LSN tem sido usada de formas recorrentes pelo governo do presidente Jair Bolsonaro para investigar opositores e críticos
A Câmara aprovou nesta terça-feira, 4, projeto que revoga a Lei de Segurança Nacional (LSN), legislação criada ainda na ditadura e que tem sido usada pela gestão de Jair Bolsonaro para investigar opositores. A votação foi simbólica, mas contou com a resistência do governo, que orientou deputados da base a se posicionarem de forma contrária, e do PSL, que atuou para tentar tirá-la da pauta. O texto ainda precisa passar pelo aval do Senado.
No lugar da LSN, deputados criaram a chamada “Lei do Estado Democrático”, que traz como pressupostos, entre outros pontos, instituir o crime de golpe de Estado, inexistente na legislação atual nestes termos.

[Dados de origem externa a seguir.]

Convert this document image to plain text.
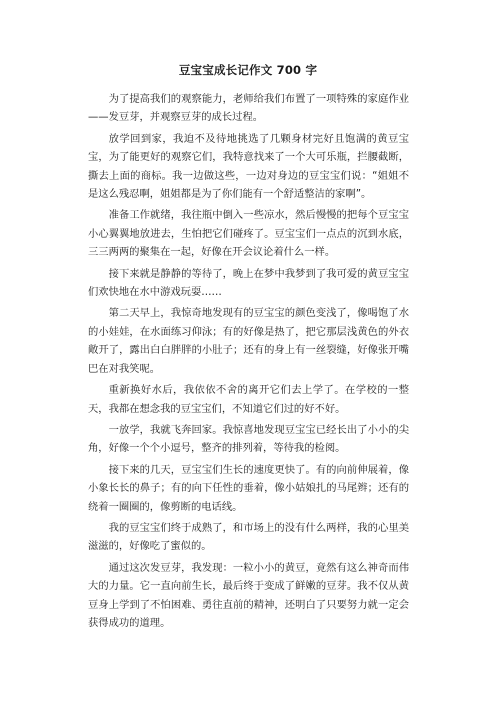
豆宝宝成长记作文 700 字

为了提高我们的观察能力，老师给我们布置了一项特殊的家庭作业——发豆芽，并观察豆芽的成长过程。

放学回到家，我迫不及待地挑选了几颗身材完好且饱满的黄豆宝宝，为了能更好的观察它们，我特意找来了一个大可乐瓶，拦腰截断，撕去上面的商标。我一边做这些，一边对身边的豆宝宝们说：“姐姐不是这么残忍啊，姐姐都是为了你们能有一个舒适整洁的家啊”。

准备工作就绪，我往瓶中倒入一些凉水，然后慢慢的把每个豆宝宝小心翼翼地放进去，生怕把它们碰疼了。豆宝宝们一点点的沉到水底，三三两两的聚集在一起，好像在开会议论着什么一样。

接下来就是静静的等待了，晚上在梦中我梦到了我可爱的黄豆宝宝们欢快地在水中游戏玩耍……

第二天早上，我惊奇地发现有的豆宝宝的颜色变浅了，像喝饱了水的小娃娃，在水面练习仰泳；有的好像是热了，把它那层浅黄色的外衣敞开了，露出白白胖胖的小肚子；还有的身上有一丝裂缝，好像张开嘴巴在对我笑呢。

重新换好水后，我依依不舍的离开它们去上学了。在学校的一整天，我都在想念我的豆宝宝们，不知道它们过的好不好。

一放学，我就飞奔回家。我惊喜地发现豆宝宝已经长出了小小的尖角，好像一个个小逗号，整齐的排列着，等待我的检阅。

接下来的几天，豆宝宝们生长的速度更快了。有的向前伸展着，像小象长长的鼻子；有的向下任性的垂着，像小姑娘扎的马尾辫；还有的绕着一圈圈的，像剪断的电话线。

我的豆宝宝们终于成熟了，和市场上的没有什么两样，我的心里美滋滋的，好像吃了蜜似的。

通过这次发豆芽，我发现：一粒小小的黄豆，竟然有这么神奇而伟大的力量。它一直向前生长，最后终于变成了鲜嫩的豆芽。我不仅从黄豆身上学到了不怕困难、勇往直前的精神，还明白了只要努力就一定会获得成功的道理。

A relatora, deputada Margarete Coelho (PP-PI), apresentou uma revisão da lei a partir de um projeto de 2002 apresentado pelo então ministro da Justiça Miguel Reale, de autoria do deputado Helio Bicudo (PT-SP). O parecer prevê punições para práticas como incitar guerra civil, insurreição e espionagem.

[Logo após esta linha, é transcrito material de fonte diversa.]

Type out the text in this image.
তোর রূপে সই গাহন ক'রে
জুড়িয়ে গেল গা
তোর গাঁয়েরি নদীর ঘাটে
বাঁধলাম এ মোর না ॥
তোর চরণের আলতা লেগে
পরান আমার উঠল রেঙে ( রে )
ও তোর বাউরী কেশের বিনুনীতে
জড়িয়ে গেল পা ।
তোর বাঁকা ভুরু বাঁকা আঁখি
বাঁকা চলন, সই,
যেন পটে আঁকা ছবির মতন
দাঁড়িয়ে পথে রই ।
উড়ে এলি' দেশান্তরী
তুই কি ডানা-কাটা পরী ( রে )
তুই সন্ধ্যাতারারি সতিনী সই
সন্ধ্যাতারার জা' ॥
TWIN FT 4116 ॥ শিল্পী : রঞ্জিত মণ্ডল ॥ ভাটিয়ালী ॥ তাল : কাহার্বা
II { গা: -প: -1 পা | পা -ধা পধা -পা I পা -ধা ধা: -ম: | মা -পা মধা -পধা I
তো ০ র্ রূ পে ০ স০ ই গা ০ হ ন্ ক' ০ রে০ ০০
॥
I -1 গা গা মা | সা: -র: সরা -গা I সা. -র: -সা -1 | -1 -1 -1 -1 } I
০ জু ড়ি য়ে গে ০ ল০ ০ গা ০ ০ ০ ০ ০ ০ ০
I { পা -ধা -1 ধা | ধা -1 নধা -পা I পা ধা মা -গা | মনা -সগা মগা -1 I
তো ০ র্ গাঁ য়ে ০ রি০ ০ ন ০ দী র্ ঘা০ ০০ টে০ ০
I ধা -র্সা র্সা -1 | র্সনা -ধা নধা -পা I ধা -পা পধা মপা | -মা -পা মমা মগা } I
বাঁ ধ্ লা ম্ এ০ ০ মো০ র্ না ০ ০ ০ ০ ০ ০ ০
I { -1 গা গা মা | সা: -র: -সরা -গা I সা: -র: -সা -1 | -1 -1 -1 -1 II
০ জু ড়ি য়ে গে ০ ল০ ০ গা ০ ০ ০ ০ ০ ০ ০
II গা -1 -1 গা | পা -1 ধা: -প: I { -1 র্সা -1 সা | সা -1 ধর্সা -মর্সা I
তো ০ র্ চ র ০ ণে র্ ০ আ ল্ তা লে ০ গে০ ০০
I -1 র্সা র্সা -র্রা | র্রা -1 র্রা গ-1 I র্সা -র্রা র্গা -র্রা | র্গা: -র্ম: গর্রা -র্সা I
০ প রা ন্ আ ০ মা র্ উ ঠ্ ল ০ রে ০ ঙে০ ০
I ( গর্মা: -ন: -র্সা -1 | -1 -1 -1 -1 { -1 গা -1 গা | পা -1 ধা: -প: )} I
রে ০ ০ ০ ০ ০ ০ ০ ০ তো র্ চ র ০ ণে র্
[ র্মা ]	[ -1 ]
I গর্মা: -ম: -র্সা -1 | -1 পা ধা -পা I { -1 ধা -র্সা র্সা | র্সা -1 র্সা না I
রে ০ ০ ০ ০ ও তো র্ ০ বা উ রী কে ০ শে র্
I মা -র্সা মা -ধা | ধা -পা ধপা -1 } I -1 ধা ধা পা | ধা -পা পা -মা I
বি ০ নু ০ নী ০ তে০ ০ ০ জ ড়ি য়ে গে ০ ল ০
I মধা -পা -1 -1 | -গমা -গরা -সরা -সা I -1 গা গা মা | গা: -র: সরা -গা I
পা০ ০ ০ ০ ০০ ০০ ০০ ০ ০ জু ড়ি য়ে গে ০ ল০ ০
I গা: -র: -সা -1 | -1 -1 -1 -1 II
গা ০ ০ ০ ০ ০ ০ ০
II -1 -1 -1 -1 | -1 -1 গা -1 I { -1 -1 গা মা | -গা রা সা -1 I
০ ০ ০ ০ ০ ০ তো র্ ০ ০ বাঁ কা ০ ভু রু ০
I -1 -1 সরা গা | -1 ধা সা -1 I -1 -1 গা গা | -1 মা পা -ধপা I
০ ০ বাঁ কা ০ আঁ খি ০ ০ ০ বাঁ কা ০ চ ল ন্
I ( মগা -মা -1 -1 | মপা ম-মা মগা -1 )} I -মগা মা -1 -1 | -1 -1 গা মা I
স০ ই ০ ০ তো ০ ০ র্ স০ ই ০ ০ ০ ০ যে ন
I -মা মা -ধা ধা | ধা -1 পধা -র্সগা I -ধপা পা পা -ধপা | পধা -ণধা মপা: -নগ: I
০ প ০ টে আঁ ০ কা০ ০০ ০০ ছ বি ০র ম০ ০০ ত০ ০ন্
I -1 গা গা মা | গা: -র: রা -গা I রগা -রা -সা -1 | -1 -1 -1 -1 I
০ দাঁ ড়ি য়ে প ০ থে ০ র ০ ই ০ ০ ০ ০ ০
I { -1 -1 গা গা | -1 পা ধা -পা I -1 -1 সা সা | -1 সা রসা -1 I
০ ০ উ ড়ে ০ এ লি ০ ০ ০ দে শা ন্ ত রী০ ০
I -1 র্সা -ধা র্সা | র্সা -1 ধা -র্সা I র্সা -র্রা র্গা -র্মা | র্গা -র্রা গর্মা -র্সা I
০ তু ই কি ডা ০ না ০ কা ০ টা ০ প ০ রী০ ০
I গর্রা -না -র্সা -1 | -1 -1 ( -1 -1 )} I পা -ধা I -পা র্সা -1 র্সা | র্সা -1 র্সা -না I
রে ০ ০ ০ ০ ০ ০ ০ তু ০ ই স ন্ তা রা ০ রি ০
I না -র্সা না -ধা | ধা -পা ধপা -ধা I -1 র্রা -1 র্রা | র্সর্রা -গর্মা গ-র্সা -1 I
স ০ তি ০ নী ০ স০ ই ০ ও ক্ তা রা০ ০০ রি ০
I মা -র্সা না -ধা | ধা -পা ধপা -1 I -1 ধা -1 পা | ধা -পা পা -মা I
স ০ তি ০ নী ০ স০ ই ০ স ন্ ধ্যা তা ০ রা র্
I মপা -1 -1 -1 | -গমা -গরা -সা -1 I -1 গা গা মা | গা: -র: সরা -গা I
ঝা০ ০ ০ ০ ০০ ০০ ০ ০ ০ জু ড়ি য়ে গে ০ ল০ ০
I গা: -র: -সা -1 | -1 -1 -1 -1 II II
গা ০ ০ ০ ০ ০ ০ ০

Há ainda um capítulo sobre eleições. O texto prevê prisão de um a cinco anos e multa para quem fizer disparos da fake news em massa durante o período eleitoral . Na noite de ontem, deputados ainda avaliavam se este trecho seria mantido.
Bolsonaro é alvo de ações no Tribunal Superior Eleitoral (TSE) que investigam, justamente, a contratação de empresas de tecnologia para disparo de mensagens em massa pelo WhatsApp durante a campanha que o elegeu, em 2018. Adversário do presidente na disputa eleitoral, o petista Fernando Haddad alega que a prática é irregular e por isso pede a cassação da chapa eleita. O tribunal já rejeitou outros processos semelhantes de autoria da coligação do ex-candidato Ciro Gomes (PDT) por falta de provas.
Na forma vigente, em sua sexta versão, a Lei da Segurança Nacional foi sancionada em 1983, durante a ditadura militar, pelo presidente João Figueiredo, para listar crimes que afetem a ordem política e social – incluindo aqueles cometidos contra a democracia, a soberania nacional, as instituições e a pessoa do presidente da República.
Ao revogar a LSN, a Câmara se antecipa a uma possível decisão do Supremo Tribunal Federal (STF) para limitar o alcance da legislação atual. Ao menos cinco ações de partidos políticos, sob relatoria do ministro Gilmar Mendes, questionam trechos da regra em vigor, e magistrados já indicaram ver inconstitucionalidades.
O Estadão mostrou, em março, que o número de procedimentos abertos pela Polícia Federal para apurar supostos delitos contra a segurança nacional aumentou 285% nos dois primeiros anos do governo Bolsonaro, na comparação com o mesmo período das gestões Dilma Rousseff e Michel Temer. Houve um total de 20 inquéritos entre 2015 e 2016. Já entre 2019 e 2020, foram 77 investigações.
A lei serviu, por exemplo, para a Polícia Civil do Rio intimar o youtuber Felipe Neto (após o influenciador digital chamar Bolsonaro de “genocida”) e para o Ministério da Justiça pedir a investigação da publicação de uma charge na qual Bolsonaro aparece transformando a cruz vermelha (símbolo de hospitais) na suástica nazista.